Cook times by pot type and size:
| Pot Type | Size | Simmer Time |
|---|---|---|
| Heavy-bottomed saucepan | 2 to 3 qt | 18 minutes |
| Thin-bottomed saucepan | 2 to 3 qt | 15 to 16 minutes (watch carefully) |
| Dutch oven | 4 to 5 qt | 18 to 20 minutes |
How To Store
- Refrigerate – Store in an airtight container for up to 4 days. The rice firms up in the fridge, which is normal.
- Reheating – Add 1 to 2 tbsp of water per cup of rice, cover loosely, and microwave on medium power for 90 seconds. Fluff with a fork halfway through if reheating a large portion.
What To Serve With Texas Roadhouse Rice
Grilled chicken thighs are a natural match because their fat and char contrast with the mild, buttery rice without competing with it. A black bean and corn salad on the side adds color and a little textural pop. If you’re leaning toward a fuller Tex-Mex spread, this rice sits well next to slow-cooked beef fajitas, where the spiced pan juices can run into the rice and pull the whole plate together.
Frequently Asked Questions
Can I make this rice in a rice cooker?
Yes. Complete Step 1 and Step 2 on the stovetop, then transfer everything to the rice cooker, add the 3 cups chicken broth, and cook on the white rice setting.
Can I double the recipe?
Yes, it scales up cleanly. Use a larger pot so the rice has room to expand, and keep the same ratio of 2 parts broth to 1 part rice.

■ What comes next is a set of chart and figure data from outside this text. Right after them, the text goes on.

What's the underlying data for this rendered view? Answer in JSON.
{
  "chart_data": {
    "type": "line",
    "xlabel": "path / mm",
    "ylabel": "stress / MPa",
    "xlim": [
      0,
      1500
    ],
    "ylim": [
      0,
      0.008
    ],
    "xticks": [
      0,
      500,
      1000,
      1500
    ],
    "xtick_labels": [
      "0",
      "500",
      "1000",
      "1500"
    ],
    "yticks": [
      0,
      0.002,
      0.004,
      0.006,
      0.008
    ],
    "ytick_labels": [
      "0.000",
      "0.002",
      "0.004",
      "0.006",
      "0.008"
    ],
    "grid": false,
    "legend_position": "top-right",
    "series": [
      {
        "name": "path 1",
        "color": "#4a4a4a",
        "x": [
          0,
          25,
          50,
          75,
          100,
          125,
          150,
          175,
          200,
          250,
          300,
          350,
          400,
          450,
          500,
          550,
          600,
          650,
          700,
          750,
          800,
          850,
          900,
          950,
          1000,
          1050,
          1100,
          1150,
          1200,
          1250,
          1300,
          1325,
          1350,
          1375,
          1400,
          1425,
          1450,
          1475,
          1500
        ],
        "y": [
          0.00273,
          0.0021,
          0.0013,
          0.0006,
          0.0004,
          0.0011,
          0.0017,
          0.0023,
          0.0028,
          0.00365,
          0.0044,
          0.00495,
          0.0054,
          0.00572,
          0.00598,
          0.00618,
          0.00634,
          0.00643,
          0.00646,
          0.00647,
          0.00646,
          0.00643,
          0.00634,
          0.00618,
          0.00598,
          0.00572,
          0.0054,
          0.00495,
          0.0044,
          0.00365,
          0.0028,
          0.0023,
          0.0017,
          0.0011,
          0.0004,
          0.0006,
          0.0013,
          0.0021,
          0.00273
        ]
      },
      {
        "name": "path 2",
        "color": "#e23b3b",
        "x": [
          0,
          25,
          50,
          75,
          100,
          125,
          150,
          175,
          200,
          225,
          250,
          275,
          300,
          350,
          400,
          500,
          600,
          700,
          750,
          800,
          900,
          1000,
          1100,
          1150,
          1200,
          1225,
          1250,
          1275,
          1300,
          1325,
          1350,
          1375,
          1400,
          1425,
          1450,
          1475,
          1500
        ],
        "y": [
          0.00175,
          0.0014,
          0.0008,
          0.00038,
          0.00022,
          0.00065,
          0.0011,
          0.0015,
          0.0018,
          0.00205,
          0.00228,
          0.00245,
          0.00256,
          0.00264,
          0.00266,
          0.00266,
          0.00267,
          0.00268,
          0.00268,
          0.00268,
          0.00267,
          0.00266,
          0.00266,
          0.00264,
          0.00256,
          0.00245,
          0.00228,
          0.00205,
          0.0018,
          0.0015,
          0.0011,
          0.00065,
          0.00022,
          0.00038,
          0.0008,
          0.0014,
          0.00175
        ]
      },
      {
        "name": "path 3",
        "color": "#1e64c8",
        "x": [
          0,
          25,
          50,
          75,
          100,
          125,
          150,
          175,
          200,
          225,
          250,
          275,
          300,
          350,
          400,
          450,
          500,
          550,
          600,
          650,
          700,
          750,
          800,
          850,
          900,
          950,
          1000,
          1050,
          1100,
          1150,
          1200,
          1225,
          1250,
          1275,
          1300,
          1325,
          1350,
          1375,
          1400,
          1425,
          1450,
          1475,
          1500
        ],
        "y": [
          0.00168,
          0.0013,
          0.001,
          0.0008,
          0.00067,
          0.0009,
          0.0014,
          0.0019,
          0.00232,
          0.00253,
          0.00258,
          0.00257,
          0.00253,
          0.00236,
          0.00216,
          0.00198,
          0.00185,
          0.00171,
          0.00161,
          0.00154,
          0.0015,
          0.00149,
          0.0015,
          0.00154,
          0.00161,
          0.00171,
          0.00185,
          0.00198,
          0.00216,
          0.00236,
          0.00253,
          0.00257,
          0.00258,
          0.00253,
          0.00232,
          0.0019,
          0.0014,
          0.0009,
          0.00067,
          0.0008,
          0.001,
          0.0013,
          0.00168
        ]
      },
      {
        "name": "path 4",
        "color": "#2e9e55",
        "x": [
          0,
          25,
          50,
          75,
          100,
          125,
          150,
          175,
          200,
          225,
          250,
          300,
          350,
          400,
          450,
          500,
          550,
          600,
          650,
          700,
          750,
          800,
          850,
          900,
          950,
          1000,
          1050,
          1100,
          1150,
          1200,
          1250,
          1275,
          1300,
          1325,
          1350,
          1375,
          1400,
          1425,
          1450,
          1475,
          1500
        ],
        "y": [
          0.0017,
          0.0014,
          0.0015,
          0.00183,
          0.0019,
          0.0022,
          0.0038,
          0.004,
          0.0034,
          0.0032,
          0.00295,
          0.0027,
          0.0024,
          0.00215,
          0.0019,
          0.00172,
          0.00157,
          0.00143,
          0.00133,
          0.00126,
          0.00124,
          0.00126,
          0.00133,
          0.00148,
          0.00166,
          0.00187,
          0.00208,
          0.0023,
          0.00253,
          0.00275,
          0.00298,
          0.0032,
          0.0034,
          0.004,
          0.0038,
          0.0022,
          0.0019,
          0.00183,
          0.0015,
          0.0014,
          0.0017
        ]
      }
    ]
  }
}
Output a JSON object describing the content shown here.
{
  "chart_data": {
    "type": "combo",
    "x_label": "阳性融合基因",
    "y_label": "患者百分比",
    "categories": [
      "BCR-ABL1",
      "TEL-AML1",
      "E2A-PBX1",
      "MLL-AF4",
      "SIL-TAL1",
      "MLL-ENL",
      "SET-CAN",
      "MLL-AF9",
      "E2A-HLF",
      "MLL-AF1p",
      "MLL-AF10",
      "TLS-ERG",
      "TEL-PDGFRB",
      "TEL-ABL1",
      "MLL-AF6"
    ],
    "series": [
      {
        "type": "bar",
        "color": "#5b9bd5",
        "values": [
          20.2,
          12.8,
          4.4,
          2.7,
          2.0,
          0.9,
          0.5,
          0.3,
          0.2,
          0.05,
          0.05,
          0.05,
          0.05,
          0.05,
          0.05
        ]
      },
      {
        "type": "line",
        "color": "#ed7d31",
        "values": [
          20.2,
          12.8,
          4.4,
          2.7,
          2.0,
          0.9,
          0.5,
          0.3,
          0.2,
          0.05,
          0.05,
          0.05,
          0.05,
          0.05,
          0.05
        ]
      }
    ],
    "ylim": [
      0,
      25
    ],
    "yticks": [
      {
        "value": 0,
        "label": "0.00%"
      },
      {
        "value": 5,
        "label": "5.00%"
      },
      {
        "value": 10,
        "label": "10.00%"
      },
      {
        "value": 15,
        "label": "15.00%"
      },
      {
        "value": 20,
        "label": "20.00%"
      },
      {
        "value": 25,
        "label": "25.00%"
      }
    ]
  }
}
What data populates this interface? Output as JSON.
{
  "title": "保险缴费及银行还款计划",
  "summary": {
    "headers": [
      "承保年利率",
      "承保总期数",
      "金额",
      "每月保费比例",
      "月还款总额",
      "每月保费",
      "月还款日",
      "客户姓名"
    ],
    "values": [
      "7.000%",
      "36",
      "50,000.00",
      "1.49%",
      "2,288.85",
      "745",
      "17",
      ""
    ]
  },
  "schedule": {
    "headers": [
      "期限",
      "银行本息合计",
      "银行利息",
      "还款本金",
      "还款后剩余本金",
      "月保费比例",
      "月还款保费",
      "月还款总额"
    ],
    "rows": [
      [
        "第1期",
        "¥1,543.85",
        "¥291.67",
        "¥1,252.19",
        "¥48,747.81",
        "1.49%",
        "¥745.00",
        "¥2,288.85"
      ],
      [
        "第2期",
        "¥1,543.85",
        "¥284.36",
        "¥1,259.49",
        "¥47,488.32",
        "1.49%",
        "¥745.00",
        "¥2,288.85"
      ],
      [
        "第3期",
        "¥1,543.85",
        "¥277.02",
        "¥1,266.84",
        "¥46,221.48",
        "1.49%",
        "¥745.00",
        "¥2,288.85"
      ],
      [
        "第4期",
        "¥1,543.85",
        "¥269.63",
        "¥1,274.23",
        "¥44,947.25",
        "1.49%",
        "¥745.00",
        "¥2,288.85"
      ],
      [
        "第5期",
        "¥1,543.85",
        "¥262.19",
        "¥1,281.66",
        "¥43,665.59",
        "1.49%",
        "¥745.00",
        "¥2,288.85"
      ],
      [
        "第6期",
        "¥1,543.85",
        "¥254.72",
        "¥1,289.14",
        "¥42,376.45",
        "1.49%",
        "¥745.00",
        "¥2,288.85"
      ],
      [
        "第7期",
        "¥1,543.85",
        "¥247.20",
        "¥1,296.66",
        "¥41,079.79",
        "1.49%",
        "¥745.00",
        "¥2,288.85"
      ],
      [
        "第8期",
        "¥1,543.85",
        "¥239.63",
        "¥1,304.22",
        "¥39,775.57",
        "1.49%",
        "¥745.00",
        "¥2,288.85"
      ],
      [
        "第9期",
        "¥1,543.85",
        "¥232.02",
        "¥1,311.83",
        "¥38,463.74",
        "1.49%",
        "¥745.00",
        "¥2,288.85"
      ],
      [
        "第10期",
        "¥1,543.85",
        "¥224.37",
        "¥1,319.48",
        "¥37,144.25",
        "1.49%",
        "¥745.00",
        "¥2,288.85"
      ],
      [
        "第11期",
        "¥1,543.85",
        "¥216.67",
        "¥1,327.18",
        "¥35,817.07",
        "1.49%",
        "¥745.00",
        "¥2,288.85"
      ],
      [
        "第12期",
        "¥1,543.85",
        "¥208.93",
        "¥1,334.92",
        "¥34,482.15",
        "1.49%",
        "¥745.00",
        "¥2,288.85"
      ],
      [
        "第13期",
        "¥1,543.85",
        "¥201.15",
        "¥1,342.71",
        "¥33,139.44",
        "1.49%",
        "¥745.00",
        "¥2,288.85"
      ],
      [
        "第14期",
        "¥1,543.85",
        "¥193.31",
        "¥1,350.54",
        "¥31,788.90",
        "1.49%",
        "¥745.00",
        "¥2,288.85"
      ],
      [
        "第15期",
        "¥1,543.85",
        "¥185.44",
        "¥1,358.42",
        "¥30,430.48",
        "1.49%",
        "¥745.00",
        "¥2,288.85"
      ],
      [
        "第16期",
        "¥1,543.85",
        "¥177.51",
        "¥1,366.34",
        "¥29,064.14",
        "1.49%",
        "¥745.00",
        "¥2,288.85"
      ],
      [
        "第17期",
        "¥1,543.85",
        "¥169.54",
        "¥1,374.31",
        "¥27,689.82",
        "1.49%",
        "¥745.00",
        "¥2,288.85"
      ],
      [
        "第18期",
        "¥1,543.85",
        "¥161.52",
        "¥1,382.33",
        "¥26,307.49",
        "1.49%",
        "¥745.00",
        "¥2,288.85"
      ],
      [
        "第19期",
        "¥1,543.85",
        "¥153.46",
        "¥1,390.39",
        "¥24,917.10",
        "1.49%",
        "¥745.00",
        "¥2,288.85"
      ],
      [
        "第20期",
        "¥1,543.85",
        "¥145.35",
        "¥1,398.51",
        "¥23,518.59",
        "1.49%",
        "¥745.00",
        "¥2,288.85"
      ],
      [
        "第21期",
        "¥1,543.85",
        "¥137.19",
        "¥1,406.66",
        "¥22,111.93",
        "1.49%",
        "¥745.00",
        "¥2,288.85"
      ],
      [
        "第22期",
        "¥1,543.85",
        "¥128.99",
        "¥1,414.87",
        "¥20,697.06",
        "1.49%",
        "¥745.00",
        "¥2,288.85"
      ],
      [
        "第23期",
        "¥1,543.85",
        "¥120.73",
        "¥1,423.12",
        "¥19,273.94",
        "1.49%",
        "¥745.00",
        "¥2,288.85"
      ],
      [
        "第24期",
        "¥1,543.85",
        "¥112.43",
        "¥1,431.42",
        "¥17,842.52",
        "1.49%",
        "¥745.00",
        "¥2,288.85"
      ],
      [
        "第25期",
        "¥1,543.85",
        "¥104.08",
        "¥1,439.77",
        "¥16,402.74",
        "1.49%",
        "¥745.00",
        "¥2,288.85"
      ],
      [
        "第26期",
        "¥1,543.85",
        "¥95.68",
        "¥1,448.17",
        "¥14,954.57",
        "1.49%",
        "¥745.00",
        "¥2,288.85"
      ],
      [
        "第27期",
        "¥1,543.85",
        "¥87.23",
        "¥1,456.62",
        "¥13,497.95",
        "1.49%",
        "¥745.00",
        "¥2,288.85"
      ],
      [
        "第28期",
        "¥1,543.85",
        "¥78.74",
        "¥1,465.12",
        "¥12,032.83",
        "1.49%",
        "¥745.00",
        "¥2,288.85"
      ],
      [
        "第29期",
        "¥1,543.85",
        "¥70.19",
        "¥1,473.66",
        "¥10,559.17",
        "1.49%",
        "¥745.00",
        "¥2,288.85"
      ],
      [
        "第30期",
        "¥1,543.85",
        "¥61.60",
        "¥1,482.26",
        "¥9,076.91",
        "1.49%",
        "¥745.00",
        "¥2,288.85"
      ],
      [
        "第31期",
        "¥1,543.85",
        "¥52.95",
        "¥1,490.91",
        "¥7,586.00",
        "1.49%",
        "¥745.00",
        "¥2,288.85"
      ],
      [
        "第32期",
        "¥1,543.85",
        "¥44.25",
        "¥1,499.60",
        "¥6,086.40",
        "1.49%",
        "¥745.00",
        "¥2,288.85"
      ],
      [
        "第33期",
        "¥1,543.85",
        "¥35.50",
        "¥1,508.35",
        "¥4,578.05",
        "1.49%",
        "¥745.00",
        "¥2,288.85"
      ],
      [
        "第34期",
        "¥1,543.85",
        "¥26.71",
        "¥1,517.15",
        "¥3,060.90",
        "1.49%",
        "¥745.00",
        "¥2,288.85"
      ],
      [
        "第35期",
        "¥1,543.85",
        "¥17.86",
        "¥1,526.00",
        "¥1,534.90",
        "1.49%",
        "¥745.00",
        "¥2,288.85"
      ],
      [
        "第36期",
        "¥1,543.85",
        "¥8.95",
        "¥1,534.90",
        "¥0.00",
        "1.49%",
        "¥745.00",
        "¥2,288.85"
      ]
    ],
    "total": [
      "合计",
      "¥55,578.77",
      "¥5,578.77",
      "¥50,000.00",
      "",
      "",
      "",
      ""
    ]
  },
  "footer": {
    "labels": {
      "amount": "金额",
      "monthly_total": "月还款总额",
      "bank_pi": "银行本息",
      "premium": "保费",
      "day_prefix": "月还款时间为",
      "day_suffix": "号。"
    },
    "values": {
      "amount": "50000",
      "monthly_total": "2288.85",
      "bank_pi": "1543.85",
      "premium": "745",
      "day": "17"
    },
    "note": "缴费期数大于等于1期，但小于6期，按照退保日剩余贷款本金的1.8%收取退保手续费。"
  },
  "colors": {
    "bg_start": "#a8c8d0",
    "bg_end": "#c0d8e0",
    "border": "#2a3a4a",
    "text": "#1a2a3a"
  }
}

Can I make this ahead for meal prep?
Yes. Cook the full batch, let it cool completely, and refrigerate for up to 4 days. It holds its texture better than most cooked rice because the butter coats the grains and slows moisture loss.
What if my rice comes out mushy?
That usually means the heat was too high during the simmer. Next time, make sure the heat is genuinely low once the lid goes on. A bare simmer with no real bubbling visible is what you’re after.

Texas Roadhouse Rice Recipe
Ingredients
Method
- Melt 3 tbsp butter in a medium saucepan over medium heat. Add ½ cup diced onion and cook for 4 minutes until soft, then add 3 cloves minced garlic and cook for 1 more minute.
- Add 1 ½ cups rice and stir to coat in the butter. Cook for 2 to 3 minutes, then add 1 tsp garlic powder, 1 tsp onion powder, 1 tsp cumin, ½ tsp paprika, ¾ tsp salt, and ¼ tsp black pepper. Stir and cook for 30 more seconds.
- Pour in 3 cups chicken broth, bring to a boil, then reduce heat to low, cover, and simmer undisturbed for 18 minutes. Remove from heat and rest, covered, for 5 minutes.
- Uncover, fluff with a fork, fold in 2 tbsp chopped cilantro, transfer to a serving bowl, and serve hot.